OAuth is short for “Open Authorization” and it is an open standard for user management. Anyone can use the OAuth protocols and frameworks. You can find OAuth services available via small WordPress plugins and also large multinational companies.
For example, when you sign up for an app it may offer the chance to login using Google, Facebook, Microsoft, or other accounts. There's a good chance that those connections are powered by OAuth. The best thing thing about this connections is that OAuth won't share your password details. When you use OAuth to connect, you are only giving that service limited data and access to your account.
In this guide, I'll introduce to some types of WordPress OAuth plugins and integrations available for your WordPress site.
WordPress OAuth and Facebook / Google / Twitter
There's a whole category of OAuth plugins that allow users to login to your WordPress website using Facebook, Google, Twitter or other accounts.
A good example of this is the Nextend Social Login plugin. Your visitors can register on your site using their profile on a social media site. This saves them time because they don't need to fill out the default registration form or wait for validation emails. And going forward, it's one less username and password for them to keep track of. It is OAuth that is connecting your website to Facebook, Twitter or other services.

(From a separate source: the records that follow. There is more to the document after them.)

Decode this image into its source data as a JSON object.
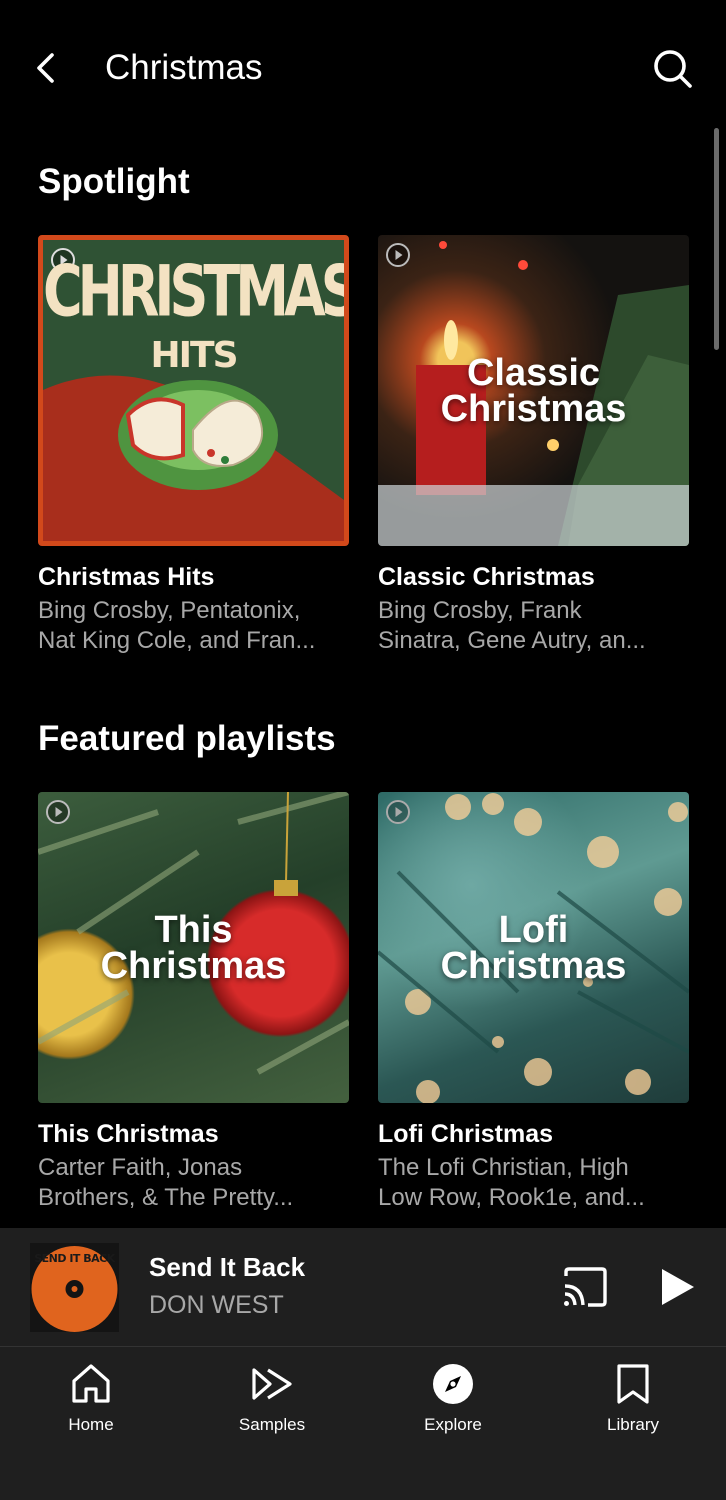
{
  "header": {
    "title": "Christmas"
  },
  "sections": [
    {
      "title": "Spotlight",
      "cards": [
        {
          "title": "Christmas Hits",
          "subtitle_line1": "Bing Crosby, Pentatonix,",
          "subtitle_line2": "Nat King Cole, and Fran...",
          "cover_text_main": "CHRISTMAS",
          "cover_text_sub": "HITS"
        },
        {
          "title": "Classic Christmas",
          "subtitle_line1": "Bing Crosby, Frank",
          "subtitle_line2": "Sinatra, Gene Autry, an...",
          "cover_text_line1": "Classic",
          "cover_text_line2": "Christmas"
        }
      ]
    },
    {
      "title": "Featured playlists",
      "cards": [
        {
          "title": "This Christmas",
          "subtitle_line1": "Carter Faith, Jonas",
          "subtitle_line2": "Brothers, & The Pretty...",
          "cover_text_line1": "This",
          "cover_text_line2": "Christmas"
        },
        {
          "title": "Lofi Christmas",
          "subtitle_line1": "The Lofi Christian, High",
          "subtitle_line2": "Low Row, Rook1e, and...",
          "cover_text_line1": "Lofi",
          "cover_text_line2": "Christmas"
        }
      ]
    }
  ],
  "mini_player": {
    "title": "Send It Back",
    "artist": "DON WEST",
    "art_text": "SEND IT BACK"
  },
  "bottom_nav": [
    {
      "label": "Home",
      "icon": "home-icon"
    },
    {
      "label": "Samples",
      "icon": "samples-icon"
    },
    {
      "label": "Explore",
      "icon": "explore-icon",
      "active": true
    },
    {
      "label": "Library",
      "icon": "library-icon"
    }
  ],
  "colors": {
    "background": "#000000",
    "player_bg": "#1f1f1f",
    "secondary_text": "#a8a8a8",
    "hits_border": "#d2491b"
  }
}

WordPress OAuth and Single-Sign On
Another category of WordPress OAuth plugins are those that connect to Single-Sign On (SSO) services.
An example of this type of SSO plugin is from Mini Orange. This plugin connects your WordPress site to Azure, Office 365, Amazon Web Services, Clever, Okta, and more. If you have all your users registered with one of these services, you can allow them to log in to your WordPress site.
A popular example of this is when a company runs on Google Apps. Everyone already has a company GMail account, so it makes sense to connect that service to your WordPress site. Your users can login to Google and WordPress with the same credentials.
WordPress OAuth and Email
A third class of WordPress OAuth plugin is the email service. For example, the Gmail SMTP plugin uses OAuth so you can send email via Gmail. The connection for this kind of service still uses OAuth, but it is often a little more involved. For example, with Google you can't just login using your Gmail credentials, but you also need to create a project in Google Developers Console. These extra steps are required to prevent spammers from abusing the email sending platforms.